When I first moved to Seattle, I overheard teachers in a graduate class I was teaching talking about how their kids couldn't get into the public high school orchestra or tennis teams because the competition for those programs was intense in times of tight school budget. Parents who made much more than teachers were investing in years of private lessons and coaching to set their kids up to win.
Years later, researchers have affirmed those teachers' experiences. Kids from higher socio-economic families, benefitting from private coaches, travel sports leagues, and "intensive parenting" are more likely than lower income peers to play a high school sport, to be team captain, and to play through 12th grade. Black students found themselves shuffled into track and field while white students played across a range of sports. In the words of one of the study's authors:
“We want to counter the common notion that an individual person’s ability, drive and interest are what lead to who becomes the best athletes in our society,” Hextrum said.
“We found that high school and college sports are profoundly shaped by one’s socioeconomic status and other factors unrelated to talent.”

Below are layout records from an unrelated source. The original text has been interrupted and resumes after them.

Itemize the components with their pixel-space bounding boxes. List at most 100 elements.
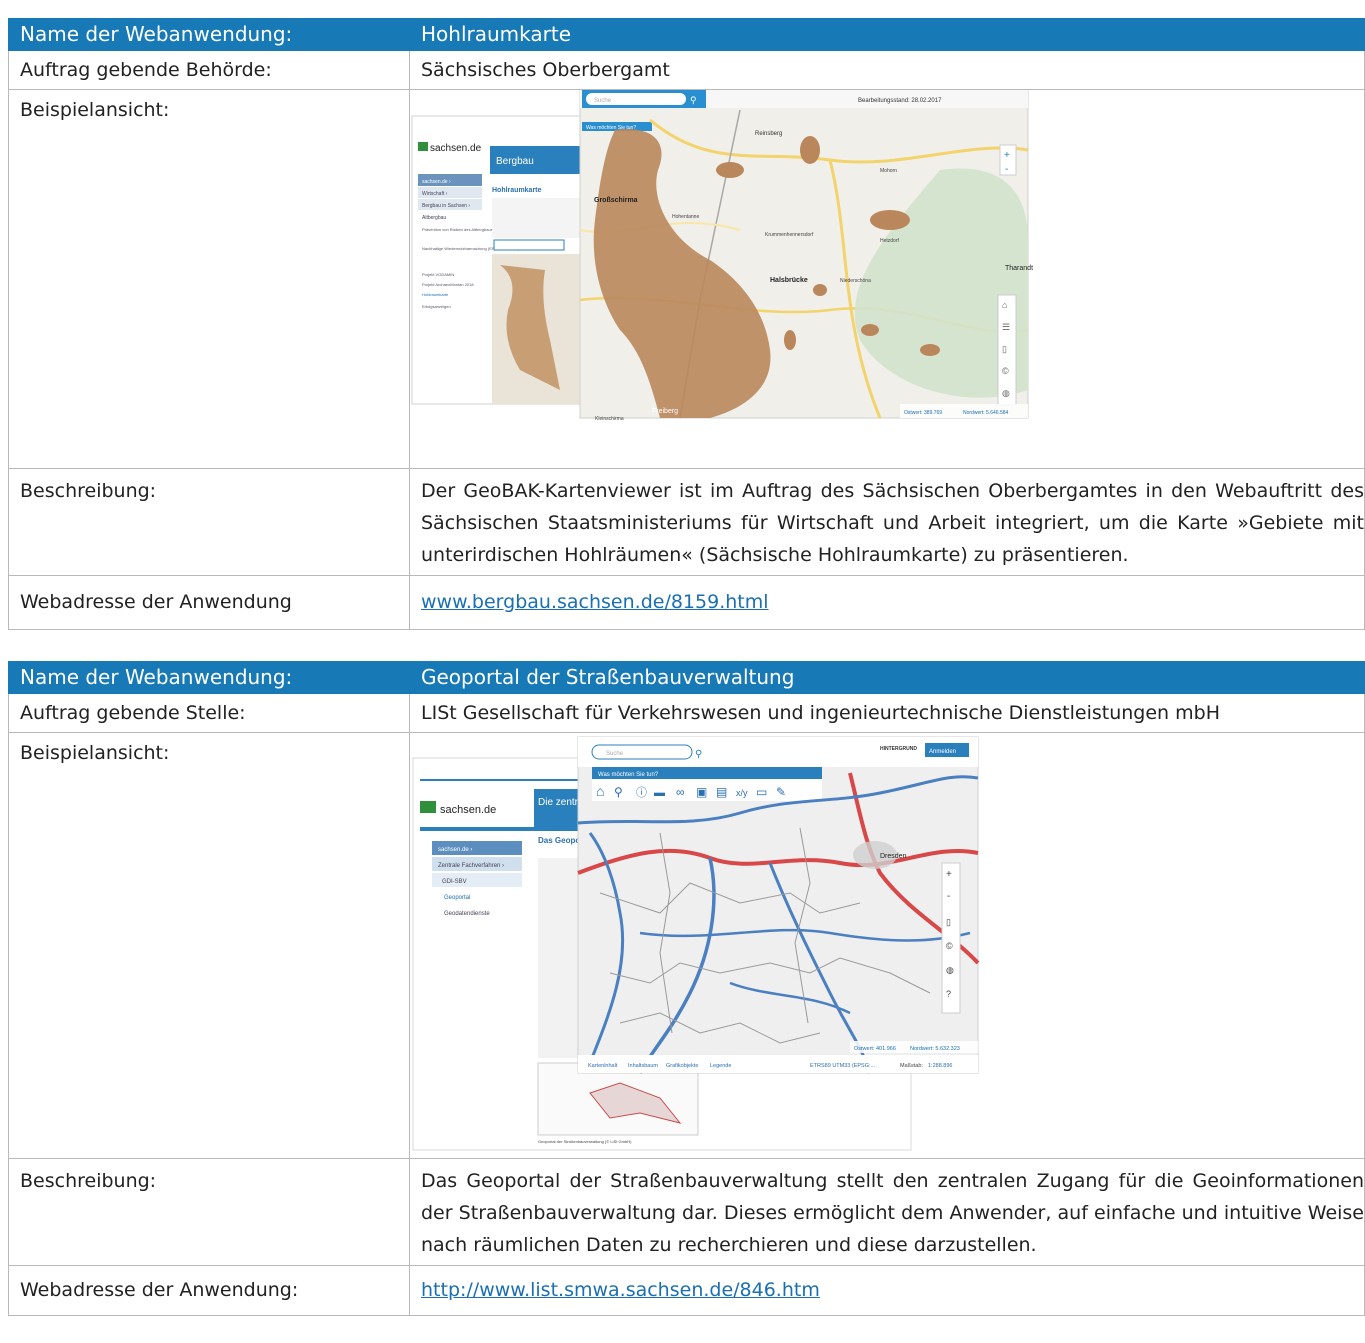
nav-7[interactable]: Projekt ArchaeoMontan 2018: [422, 282, 474, 287]
nav-0[interactable]: sachsen.de ›: [438, 847, 472, 853]
place-grossschirma: Großschirma: [594, 197, 638, 204]
example-label: Beispielansicht:: [8, 89, 410, 469]
monitor-icon[interactable]: ▭: [756, 785, 767, 799]
copyright-icon[interactable]: ©: [946, 941, 953, 951]
nav-2[interactable]: Bergbau in Sachsen ›: [422, 203, 470, 209]
nav-6[interactable]: Projekt VODAMIN: [422, 272, 454, 277]
copyright-icon[interactable]: ©: [1002, 366, 1009, 376]
zoom-icon[interactable]: ⚲: [614, 785, 623, 799]
nav-0[interactable]: sachsen.de ›: [422, 179, 451, 185]
app-name: Geoportal der Straßenbauverwaltung: [409, 661, 1365, 694]
crs-select[interactable]: ETRS89 UTM33 (EPSG:...: [810, 1063, 876, 1069]
help-icon[interactable]: ?: [946, 989, 951, 999]
edit-date: Bearbeitungsstand: 28.02.2017: [858, 98, 942, 104]
zoom-in-icon[interactable]: +: [946, 869, 952, 880]
saxony-flag-icon: [420, 801, 436, 813]
top-caption: [0, 0, 1365, 18]
measure-icon[interactable]: ▬: [654, 787, 665, 799]
example-screenshot-cell: Bergbau sachsen.de sachsen.de › Wirtscha…: [409, 89, 1365, 469]
url-row: Webadresse der Anwendung www.bergbau.sac…: [8, 575, 1365, 630]
url-link[interactable]: www.bergbau.sachsen.de/8159.html: [421, 591, 769, 613]
name-row: Name der Webanwendung: Geoportal der Str…: [8, 661, 1365, 694]
ostwert: Ostwert: 401.966: [854, 1046, 896, 1052]
background-label[interactable]: HINTERGRUND: [880, 746, 917, 752]
nav-2[interactable]: GDI-SBV: [442, 879, 467, 885]
description-row: Beschreibung: Der GeoBAK-Kartenviewer is…: [8, 468, 1365, 576]
example-screenshot-cell: sachsen.de Die zentr Verkehr sachsen.de …: [409, 732, 1365, 1159]
authority-label: Auftrag gebende Stelle:: [8, 693, 410, 733]
place-niederschoena: Niederschöna: [840, 278, 871, 284]
nordwert: Nordwert: 5.632.323: [910, 1046, 960, 1052]
info-icon[interactable]: ⓘ: [636, 786, 647, 799]
url-cell: www.bergbau.sachsen.de/8159.html: [409, 575, 1365, 630]
save-icon[interactable]: ▤: [716, 785, 727, 799]
description-label-text: Beschreibung:: [20, 1170, 157, 1192]
globe-icon[interactable]: ◍: [946, 965, 954, 975]
name-label: Name der Webanwendung:: [8, 18, 410, 51]
url-cell: http://www.list.smwa.sachsen.de/846.htm: [409, 1265, 1365, 1316]
place-hetzdorf: Hetzdorf: [880, 238, 900, 244]
place-tharandt: Tharandt: [1005, 265, 1033, 272]
nordwert: Nordwert: 5.646.584: [963, 410, 1009, 416]
app-table-hohlraumkarte: Name der Webanwendung: Hohlraumkarte Auf…: [8, 18, 1365, 630]
scale-select[interactable]: 1:288.896: [928, 1063, 952, 1069]
example-label: Beispielansicht:: [8, 732, 410, 1159]
search-icon[interactable]: ⚲: [695, 749, 702, 760]
description-label: Beschreibung:: [8, 1158, 410, 1266]
document-icon[interactable]: ▯: [1002, 344, 1007, 354]
description-label: Beschreibung:: [8, 468, 410, 576]
pencil-icon[interactable]: ✎: [776, 785, 786, 799]
zoom-out-icon[interactable]: -: [1005, 164, 1008, 175]
url-link[interactable]: http://www.list.smwa.sachsen.de/846.htm: [421, 1279, 820, 1301]
tab-legende[interactable]: Legende: [710, 1063, 731, 1069]
list-icon[interactable]: ☰: [1002, 322, 1010, 332]
authority-label: Auftrag gebende Behörde:: [8, 50, 410, 90]
authority-value: LISt Gesellschaft für Verkehrswesen und …: [409, 693, 1365, 733]
description-text: Das Geoportal der Straßenbauverwaltung s…: [421, 1170, 1364, 1256]
url-label: Webadresse der Anwendung:: [8, 1265, 410, 1316]
place-dresden: Dresden: [880, 853, 907, 860]
search-input[interactable]: Suche: [606, 751, 624, 757]
saxony-flag-icon: [418, 142, 428, 151]
name-row: Name der Webanwendung: Hohlraumkarte: [8, 18, 1365, 51]
nav-1[interactable]: Wirtschaft ›: [422, 191, 448, 197]
globe-icon[interactable]: ◍: [1002, 388, 1010, 398]
link-icon[interactable]: ∞: [676, 785, 685, 799]
document-icon[interactable]: ▯: [946, 917, 951, 927]
place-halsbruecke: Halsbrücke: [770, 277, 808, 284]
tab-grafikobjekte[interactable]: Grafikobjekte: [666, 1063, 698, 1069]
task-prompt[interactable]: Was möchten Sie tun?: [598, 772, 659, 778]
app-table-geoportal: Name der Webanwendung: Geoportal der Str…: [8, 661, 1365, 1316]
scale-label: Maßstab:: [900, 1063, 923, 1069]
description-cell: Das Geoportal der Straßenbauverwaltung s…: [409, 1158, 1365, 1266]
home-icon[interactable]: ⌂: [1002, 300, 1007, 310]
place-hohentanne: Hohentanne: [672, 214, 699, 220]
home-icon[interactable]: ⌂: [596, 783, 604, 799]
authority-row: Auftrag gebende Behörde: Sächsisches Obe…: [8, 50, 1365, 90]
url-label: Webadresse der Anwendung: [8, 575, 410, 630]
nav-9[interactable]: Erfolgsanzeigen: [422, 304, 451, 309]
description-cell: Der GeoBAK-Kartenviewer ist im Auftrag d…: [409, 468, 1365, 576]
screenshot-hohlraumkarte: Bergbau sachsen.de sachsen.de › Wirtscha…: [410, 90, 1364, 468]
nav-8[interactable]: Hohlraumkarte: [422, 292, 449, 297]
nav-4[interactable]: Geodatendienste: [444, 911, 490, 917]
example-row: Beispielansicht: sachsen.de Die zentr Ve…: [8, 732, 1365, 1159]
nav-3[interactable]: Altbergbau: [422, 215, 446, 221]
nav-1[interactable]: Zentrale Fachverfahren ›: [438, 863, 504, 869]
site-logo: sachsen.de: [440, 804, 496, 816]
search-icon[interactable]: ⚲: [690, 95, 697, 105]
coordinates-icon[interactable]: x/y: [736, 788, 748, 798]
zoom-out-icon[interactable]: -: [947, 891, 950, 902]
zoom-in-icon[interactable]: +: [1004, 150, 1010, 161]
search-input[interactable]: Suche: [594, 98, 612, 104]
name-label: Name der Webanwendung:: [8, 661, 410, 694]
page-title: Hohlraumkarte: [492, 187, 542, 194]
nav-3[interactable]: Geoportal: [444, 895, 470, 901]
url-row: Webadresse der Anwendung: http://www.lis…: [8, 1265, 1365, 1316]
login-button[interactable]: Anmelden: [929, 749, 956, 755]
tab-inhaltsbaum[interactable]: Inhaltsbaum: [628, 1063, 658, 1069]
print-icon[interactable]: ▣: [696, 785, 707, 799]
place-mohorn: Mohorn: [880, 168, 897, 174]
tab-kartenlnhalt[interactable]: Kartenlnhalt: [588, 1063, 618, 1069]
authority-row: Auftrag gebende Stelle: LISt Gesellschaf…: [8, 693, 1365, 733]
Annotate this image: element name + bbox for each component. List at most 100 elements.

The Play Project has documented that wealthier families are paying more then double on children's' sports than lower-income families, and the costs of children's sports are rising quickly.

I can understand parents wanting to do all that they can for their own children. I am less understanding of masking some parents' advantages with talk of their childrens' "talent" when those children have been shielded from competing against talented kids from low-income families.
And I will never understand public school resources used to reward those advantages instead of ensuring that all kids can learn and thrive on level playing fields.